As the article of Tridimas shows, key issues regarding the definition, nature and role as a source of law of general principles remain unresolved. Several contributions to this issue demonstrate, furthermore, that the interaction between European case law and general principles is a dynamic one, constantly in flux. Renewed attention on well-established principles of EU law such as the duty of care (Hofmann) and the principle of effective judicial protection (Prechal) are also offered in the issue. Finally, the issue contains a number of examples of the several ‘shades of Europeanisation’ of general principles: the principle of transparency (Drahmann) and the precautionary principle (Kegge) in Dutch law, the principle of legitimate expectations in Spanish law (Arroyo Jiménez and Doménech Pascual), the principle of proportionality in the laws of Sweden, Finland and Denmark (Wenander) and in the Italian legal system (Borriello).

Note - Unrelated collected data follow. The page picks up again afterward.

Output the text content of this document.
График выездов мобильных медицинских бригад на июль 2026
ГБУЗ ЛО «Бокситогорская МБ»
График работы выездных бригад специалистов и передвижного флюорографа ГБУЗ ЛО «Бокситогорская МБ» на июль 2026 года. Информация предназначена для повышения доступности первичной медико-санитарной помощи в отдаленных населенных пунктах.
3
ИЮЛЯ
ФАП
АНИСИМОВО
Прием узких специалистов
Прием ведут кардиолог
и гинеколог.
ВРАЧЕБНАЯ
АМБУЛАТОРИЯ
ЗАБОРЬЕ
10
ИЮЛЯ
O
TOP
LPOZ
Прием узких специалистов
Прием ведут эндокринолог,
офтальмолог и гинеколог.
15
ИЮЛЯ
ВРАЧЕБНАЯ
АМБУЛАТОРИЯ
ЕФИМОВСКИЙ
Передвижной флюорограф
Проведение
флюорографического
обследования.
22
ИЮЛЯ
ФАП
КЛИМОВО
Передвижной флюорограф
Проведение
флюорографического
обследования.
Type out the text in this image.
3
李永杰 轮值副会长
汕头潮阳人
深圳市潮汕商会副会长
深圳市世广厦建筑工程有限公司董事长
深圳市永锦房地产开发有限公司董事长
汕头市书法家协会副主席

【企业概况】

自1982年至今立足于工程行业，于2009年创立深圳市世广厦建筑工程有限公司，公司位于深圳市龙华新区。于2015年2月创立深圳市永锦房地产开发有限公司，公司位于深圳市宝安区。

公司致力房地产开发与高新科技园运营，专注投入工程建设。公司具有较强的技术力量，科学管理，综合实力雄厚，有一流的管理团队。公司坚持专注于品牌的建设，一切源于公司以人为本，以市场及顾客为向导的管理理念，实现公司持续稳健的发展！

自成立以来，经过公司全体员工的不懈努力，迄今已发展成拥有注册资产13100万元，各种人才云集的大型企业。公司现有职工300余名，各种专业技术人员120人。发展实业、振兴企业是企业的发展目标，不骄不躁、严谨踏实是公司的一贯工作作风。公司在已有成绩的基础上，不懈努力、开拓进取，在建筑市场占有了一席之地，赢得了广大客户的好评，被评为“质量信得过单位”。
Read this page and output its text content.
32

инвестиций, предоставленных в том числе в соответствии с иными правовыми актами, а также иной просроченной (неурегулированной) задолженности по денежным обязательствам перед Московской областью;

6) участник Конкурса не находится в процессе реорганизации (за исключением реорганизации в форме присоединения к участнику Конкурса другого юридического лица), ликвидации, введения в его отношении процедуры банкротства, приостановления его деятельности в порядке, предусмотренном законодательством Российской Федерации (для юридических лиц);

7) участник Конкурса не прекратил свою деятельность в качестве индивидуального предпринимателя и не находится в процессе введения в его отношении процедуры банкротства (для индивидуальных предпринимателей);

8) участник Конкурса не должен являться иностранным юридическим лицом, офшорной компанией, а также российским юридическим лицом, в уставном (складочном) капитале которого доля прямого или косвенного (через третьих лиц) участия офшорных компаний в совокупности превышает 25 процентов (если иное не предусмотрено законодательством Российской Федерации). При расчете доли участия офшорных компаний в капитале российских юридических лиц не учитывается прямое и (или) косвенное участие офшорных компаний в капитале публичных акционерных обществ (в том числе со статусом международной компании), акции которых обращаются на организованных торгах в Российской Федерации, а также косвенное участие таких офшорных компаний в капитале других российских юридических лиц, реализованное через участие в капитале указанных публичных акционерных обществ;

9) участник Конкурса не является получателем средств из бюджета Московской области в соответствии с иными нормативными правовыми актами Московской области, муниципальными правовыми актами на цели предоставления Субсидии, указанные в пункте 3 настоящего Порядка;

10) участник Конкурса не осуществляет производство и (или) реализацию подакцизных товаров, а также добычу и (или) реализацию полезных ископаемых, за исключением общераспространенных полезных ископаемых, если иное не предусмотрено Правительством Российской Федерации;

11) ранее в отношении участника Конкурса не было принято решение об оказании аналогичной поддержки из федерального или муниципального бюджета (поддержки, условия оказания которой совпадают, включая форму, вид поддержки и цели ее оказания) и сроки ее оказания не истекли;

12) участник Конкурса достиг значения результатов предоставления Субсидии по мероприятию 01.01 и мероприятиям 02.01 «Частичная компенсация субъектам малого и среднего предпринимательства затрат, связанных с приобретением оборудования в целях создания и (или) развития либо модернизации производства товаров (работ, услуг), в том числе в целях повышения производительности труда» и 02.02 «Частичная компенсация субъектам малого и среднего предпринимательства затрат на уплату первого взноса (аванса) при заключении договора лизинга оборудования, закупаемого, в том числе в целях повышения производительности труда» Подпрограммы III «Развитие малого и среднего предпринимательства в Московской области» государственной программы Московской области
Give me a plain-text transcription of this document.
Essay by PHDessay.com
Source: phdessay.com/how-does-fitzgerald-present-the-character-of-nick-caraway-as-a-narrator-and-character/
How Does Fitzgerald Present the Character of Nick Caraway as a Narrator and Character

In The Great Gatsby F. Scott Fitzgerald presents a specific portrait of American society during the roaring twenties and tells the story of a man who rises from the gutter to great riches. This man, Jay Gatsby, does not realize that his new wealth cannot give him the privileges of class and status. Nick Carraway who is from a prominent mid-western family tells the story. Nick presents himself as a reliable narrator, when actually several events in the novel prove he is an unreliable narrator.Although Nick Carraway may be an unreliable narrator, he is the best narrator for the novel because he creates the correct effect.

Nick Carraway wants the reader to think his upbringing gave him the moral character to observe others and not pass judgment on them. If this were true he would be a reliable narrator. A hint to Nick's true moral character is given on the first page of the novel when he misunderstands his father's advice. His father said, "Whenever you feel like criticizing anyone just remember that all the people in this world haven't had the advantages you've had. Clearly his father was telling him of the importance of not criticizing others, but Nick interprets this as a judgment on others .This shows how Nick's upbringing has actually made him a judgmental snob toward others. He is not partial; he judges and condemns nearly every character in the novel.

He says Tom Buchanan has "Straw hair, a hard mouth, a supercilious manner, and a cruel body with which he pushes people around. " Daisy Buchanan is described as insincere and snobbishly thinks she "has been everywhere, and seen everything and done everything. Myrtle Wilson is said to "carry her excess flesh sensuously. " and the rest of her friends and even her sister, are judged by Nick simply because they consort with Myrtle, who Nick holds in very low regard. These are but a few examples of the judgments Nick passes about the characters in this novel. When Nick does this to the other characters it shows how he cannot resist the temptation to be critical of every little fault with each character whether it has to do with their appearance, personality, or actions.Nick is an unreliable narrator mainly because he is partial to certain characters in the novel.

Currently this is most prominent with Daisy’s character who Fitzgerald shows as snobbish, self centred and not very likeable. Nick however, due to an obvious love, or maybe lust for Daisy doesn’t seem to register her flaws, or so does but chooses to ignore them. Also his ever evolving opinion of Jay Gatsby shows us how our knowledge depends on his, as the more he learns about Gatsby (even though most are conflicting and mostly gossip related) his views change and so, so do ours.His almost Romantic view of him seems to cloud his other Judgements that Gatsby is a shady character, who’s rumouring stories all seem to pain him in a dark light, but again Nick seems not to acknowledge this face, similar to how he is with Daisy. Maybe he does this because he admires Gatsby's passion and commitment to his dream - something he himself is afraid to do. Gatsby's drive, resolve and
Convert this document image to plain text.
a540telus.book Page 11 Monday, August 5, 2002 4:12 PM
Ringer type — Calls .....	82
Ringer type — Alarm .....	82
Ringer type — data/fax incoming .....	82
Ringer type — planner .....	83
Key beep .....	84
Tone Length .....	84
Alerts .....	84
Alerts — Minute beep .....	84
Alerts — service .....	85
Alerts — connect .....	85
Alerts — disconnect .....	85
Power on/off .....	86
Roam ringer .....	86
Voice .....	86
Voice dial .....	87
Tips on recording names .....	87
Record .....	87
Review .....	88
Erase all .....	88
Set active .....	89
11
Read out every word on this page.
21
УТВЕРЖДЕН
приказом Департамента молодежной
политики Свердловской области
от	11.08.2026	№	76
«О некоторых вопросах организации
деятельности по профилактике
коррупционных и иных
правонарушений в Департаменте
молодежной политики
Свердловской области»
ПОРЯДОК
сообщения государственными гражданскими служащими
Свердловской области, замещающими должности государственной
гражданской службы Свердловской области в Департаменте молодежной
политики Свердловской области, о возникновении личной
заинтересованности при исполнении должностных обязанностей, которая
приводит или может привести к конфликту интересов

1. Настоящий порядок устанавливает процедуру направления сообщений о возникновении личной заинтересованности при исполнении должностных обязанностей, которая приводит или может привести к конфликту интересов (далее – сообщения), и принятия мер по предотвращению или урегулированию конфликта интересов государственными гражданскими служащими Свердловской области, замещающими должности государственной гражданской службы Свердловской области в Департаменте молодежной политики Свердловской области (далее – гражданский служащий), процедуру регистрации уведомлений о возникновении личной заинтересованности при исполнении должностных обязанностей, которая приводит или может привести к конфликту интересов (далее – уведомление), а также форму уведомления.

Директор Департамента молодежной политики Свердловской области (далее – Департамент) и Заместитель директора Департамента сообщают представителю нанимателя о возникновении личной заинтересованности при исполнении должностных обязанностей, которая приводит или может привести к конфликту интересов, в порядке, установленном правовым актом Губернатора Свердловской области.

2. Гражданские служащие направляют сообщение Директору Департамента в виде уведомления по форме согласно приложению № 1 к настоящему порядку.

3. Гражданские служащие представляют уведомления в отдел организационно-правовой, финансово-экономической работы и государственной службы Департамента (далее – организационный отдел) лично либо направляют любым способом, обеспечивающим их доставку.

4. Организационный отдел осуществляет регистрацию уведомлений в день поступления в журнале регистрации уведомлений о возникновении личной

This issue is closed with three reviews of books which, again, examine questions going to the core of the decentralized system of implementation and application of EU law – public procurement, access to information, and the practical workings of the preliminary ruling procedure.

Because of its European and comparative focus, this issue is quite exemplary of what the Review of European Administrative Law aims to establish: a vibrant, passionate, broad community of European and comparative administrative lawyers.